Two Long Years Following October 7th: When Animosity Became The Norm – The Reason Humanity Is Our Best Hope
It unfolded during that morning that seemed completely ordinary. I was traveling with my husband and son to pick up a new puppy. The world appeared predictable – before reality shattered.
Opening my phone, I noticed updates from the border. I tried reaching my mum, hoping for her reassuring tone saying they were secure. Silence. My parent didn't respond either. Afterward, I reached my brother – his speech instantly communicated the terrible truth before he explained.
The Developing Nightmare
I've witnessed numerous faces on television whose existence were destroyed. Their eyes showing they couldn't comprehend their loss. Then it became our turn. The deluge of violence were rising, and the debris remained chaotic.
My young one looked at me over his laptop. I relocated to contact people separately. By the time we got to the station, I saw the brutal execution of someone who cared for me – a senior citizen – shown in real-time by the attackers who took over her home.
I remember thinking: "None of our friends would make it."
Eventually, I saw footage showing fire bursting through our family home. Nonetheless, for days afterward, I refused to accept the house was destroyed – until my siblings shared with me visual confirmation.
The Fallout
Getting to the station, I called the dog breeder. "A war has begun," I explained. "My family are probably dead. Our kibbutz has been taken over by terrorists."
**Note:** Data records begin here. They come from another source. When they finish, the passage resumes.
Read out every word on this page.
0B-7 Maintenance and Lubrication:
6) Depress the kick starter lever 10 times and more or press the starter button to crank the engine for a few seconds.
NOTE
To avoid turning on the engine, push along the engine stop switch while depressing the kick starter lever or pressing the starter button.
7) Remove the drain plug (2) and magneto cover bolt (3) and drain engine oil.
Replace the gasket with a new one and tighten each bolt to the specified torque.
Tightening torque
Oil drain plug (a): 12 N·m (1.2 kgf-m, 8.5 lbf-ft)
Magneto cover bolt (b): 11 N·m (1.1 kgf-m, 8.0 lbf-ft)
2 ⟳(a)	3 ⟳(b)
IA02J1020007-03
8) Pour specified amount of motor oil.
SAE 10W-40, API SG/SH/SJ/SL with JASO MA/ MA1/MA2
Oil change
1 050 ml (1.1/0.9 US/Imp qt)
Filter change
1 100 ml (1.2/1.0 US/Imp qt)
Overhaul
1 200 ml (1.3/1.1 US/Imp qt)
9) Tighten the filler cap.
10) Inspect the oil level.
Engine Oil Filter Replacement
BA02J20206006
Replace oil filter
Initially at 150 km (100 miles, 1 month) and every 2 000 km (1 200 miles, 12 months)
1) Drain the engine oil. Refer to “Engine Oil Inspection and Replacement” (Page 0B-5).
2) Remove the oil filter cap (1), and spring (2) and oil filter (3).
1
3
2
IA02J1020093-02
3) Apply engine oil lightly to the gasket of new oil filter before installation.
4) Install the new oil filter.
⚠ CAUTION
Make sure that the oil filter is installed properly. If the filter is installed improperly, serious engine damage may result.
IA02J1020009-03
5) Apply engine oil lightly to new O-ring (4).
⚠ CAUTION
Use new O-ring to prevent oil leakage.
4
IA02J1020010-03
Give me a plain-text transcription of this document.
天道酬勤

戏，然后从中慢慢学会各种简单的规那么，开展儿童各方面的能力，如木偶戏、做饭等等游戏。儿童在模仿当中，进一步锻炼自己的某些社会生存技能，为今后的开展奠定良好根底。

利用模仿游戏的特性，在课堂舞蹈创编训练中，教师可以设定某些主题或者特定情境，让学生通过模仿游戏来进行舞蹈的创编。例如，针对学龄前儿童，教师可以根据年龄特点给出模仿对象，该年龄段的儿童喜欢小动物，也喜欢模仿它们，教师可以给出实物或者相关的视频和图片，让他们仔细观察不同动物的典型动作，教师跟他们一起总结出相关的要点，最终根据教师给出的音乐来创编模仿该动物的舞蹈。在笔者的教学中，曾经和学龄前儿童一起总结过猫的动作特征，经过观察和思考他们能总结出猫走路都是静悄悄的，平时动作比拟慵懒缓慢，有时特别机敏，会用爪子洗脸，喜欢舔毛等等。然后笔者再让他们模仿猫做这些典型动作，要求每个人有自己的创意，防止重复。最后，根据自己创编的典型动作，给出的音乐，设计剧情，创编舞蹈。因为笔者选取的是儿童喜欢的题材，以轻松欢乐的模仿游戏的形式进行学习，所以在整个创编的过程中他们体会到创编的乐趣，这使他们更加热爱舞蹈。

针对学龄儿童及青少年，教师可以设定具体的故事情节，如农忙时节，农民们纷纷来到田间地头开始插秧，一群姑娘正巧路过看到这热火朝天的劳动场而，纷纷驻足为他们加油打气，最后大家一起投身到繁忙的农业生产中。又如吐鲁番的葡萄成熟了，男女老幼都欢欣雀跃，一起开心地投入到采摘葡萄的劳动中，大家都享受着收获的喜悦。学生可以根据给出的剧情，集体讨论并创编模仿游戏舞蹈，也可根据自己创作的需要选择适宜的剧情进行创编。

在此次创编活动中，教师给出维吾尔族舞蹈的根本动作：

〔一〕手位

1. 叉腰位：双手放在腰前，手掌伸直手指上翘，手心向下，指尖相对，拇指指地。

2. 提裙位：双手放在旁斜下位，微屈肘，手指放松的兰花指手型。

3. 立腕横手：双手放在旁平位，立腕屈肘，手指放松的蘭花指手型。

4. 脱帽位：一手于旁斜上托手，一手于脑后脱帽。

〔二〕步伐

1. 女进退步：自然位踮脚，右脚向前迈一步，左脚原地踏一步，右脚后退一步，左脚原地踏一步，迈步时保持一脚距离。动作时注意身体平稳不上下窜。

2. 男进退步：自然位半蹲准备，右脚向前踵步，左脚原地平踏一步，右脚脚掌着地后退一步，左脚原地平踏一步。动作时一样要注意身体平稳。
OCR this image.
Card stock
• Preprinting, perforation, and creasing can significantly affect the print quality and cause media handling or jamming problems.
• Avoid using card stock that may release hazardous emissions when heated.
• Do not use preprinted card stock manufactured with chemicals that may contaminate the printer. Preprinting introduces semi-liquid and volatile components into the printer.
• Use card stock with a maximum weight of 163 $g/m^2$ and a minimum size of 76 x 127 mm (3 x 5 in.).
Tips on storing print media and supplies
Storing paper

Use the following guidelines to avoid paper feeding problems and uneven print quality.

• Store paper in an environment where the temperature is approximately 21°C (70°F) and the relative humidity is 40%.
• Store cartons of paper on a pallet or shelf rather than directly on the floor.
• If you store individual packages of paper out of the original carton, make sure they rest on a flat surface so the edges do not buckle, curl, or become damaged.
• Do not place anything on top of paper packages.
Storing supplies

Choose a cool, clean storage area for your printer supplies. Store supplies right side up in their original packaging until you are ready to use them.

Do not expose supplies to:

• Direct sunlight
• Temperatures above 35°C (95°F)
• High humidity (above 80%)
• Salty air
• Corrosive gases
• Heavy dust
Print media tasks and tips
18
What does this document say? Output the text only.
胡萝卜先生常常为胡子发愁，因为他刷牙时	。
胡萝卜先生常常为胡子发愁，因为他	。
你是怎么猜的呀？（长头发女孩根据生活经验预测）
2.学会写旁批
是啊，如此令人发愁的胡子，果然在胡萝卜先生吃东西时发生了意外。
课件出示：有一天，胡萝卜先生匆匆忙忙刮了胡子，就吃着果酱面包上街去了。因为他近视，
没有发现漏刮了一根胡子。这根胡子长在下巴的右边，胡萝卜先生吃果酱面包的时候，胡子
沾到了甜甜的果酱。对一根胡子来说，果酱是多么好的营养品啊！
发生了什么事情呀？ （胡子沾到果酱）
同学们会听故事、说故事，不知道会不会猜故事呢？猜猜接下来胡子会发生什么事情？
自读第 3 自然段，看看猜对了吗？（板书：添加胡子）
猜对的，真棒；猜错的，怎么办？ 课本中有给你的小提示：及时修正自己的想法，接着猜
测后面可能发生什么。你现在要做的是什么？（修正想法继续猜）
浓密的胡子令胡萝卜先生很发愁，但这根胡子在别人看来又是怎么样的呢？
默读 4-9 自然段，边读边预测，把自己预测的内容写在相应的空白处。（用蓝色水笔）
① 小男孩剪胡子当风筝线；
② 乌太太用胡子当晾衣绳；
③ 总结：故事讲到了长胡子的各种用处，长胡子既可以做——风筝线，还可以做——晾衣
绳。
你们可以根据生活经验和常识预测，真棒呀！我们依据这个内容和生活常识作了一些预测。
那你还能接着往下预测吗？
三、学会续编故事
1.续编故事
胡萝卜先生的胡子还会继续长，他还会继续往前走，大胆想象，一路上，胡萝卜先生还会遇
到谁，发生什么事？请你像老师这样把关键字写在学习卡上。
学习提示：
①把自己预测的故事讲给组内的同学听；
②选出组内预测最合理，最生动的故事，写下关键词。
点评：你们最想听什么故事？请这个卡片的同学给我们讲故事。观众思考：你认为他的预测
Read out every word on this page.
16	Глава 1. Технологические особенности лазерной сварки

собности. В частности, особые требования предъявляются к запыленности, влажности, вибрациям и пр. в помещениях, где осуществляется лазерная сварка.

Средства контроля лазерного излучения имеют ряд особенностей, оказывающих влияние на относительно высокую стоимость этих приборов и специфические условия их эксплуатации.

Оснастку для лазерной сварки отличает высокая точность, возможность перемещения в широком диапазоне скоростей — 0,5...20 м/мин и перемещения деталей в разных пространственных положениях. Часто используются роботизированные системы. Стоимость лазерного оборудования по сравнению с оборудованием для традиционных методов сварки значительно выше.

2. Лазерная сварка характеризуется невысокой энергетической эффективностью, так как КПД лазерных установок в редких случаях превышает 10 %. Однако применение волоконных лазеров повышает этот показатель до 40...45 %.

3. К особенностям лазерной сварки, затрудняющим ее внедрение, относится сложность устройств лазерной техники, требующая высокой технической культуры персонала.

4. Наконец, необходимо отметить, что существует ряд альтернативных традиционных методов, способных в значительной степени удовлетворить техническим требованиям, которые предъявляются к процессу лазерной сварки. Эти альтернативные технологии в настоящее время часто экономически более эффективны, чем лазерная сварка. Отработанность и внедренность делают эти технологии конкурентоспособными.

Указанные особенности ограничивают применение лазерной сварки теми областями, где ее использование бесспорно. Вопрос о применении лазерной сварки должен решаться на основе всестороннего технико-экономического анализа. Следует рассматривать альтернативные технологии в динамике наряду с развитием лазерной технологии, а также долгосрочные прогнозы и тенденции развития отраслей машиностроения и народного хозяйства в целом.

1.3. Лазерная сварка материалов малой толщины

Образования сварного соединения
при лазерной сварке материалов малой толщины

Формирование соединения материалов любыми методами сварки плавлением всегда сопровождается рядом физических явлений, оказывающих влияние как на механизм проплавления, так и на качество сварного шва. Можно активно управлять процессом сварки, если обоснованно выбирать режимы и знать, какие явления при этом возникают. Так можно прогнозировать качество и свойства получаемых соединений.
The return trip involved searching for community members and at the same time protecting my son from the horrific images that circulated everywhere.
The scenes during those hours exceeded all comprehension. A child from our community seized by armed militants. My mathematics teacher driven toward the territory using transportation.
Friends sent digital recordings that seemed impossible. An 86-year-old friend also taken across the border. My friend's daughter and her little boys – children I had played with – being rounded up by armed terrorists, the fear apparent in her expression stunning.
The Painful Period
It appeared to take forever for help to arrive the area. Then commenced the painful anticipation for information. As time passed, a lone picture appeared depicting escapees. My parents weren't there.
During the following period, while neighbors helped forensic teams document losses, we scoured digital spaces for traces of those missing. We witnessed brutality and violence. We didn't discover recordings showing my parent – no clue about his final moments.
The Developing Reality
Over time, the situation became clearer. My senior mother and father – as well as dozens more – were taken hostage from the community. My father was 83, Mom was 85. During the violence, a quarter of the residents were murdered or abducted.
Over two weeks afterward, my mum was released from imprisonment. Before departing, she glanced behind and shook hands of the militant. "Peace," she spoke. That image – a simple human connection during unimaginable horror – was transmitted everywhere.
Over 500 days following, my father's remains were recovered. He was murdered just two miles from our home.
The Persistent Wound
These experiences and the recorded evidence remain with me. All subsequent developments – our determined activism to save hostages, Dad's terrible fate, the continuing conflict, the tragedy in the territory – has compounded the primary pain.
Both my parents remained campaigners for reconciliation. Mom continues, as are most of my family. We understand that hate and revenge cannot bring even momentary relief from our suffering.
I compose these words amid sorrow. Over the months, talking about what happened becomes more difficult, instead of improving. The young ones from my community continue imprisoned along with the pressure of the aftermath feels heavy.
The Internal Conflict
To myself, I term focusing on the trauma "navigating the pain". We've become accustomed discussing events to fight for freedom, though grieving remains a luxury we don't have – and two years later, our efforts continues.
Nothing of this narrative serves as endorsement of violence. I've always been against this conflict from the beginning. The residents in the territory have suffered terribly.
I'm shocked by political choices, yet emphasizing that the attackers cannot be considered benign resistance fighters. Because I know their atrocities on October 7th. They abandoned their own people – causing pain for all through their violent beliefs.
The Community Split
Discussing my experience among individuals justifying the violence feels like failing the deceased. My local circle experiences unprecedented antisemitism, while my community there has campaigned with the authorities throughout this period facing repeated disappointment repeatedly.
Looking over, the ruin of the territory can be seen and emotional. It shocks me. At the same time, the ethical free pass that numerous people appear to offer to the organizations creates discouragement.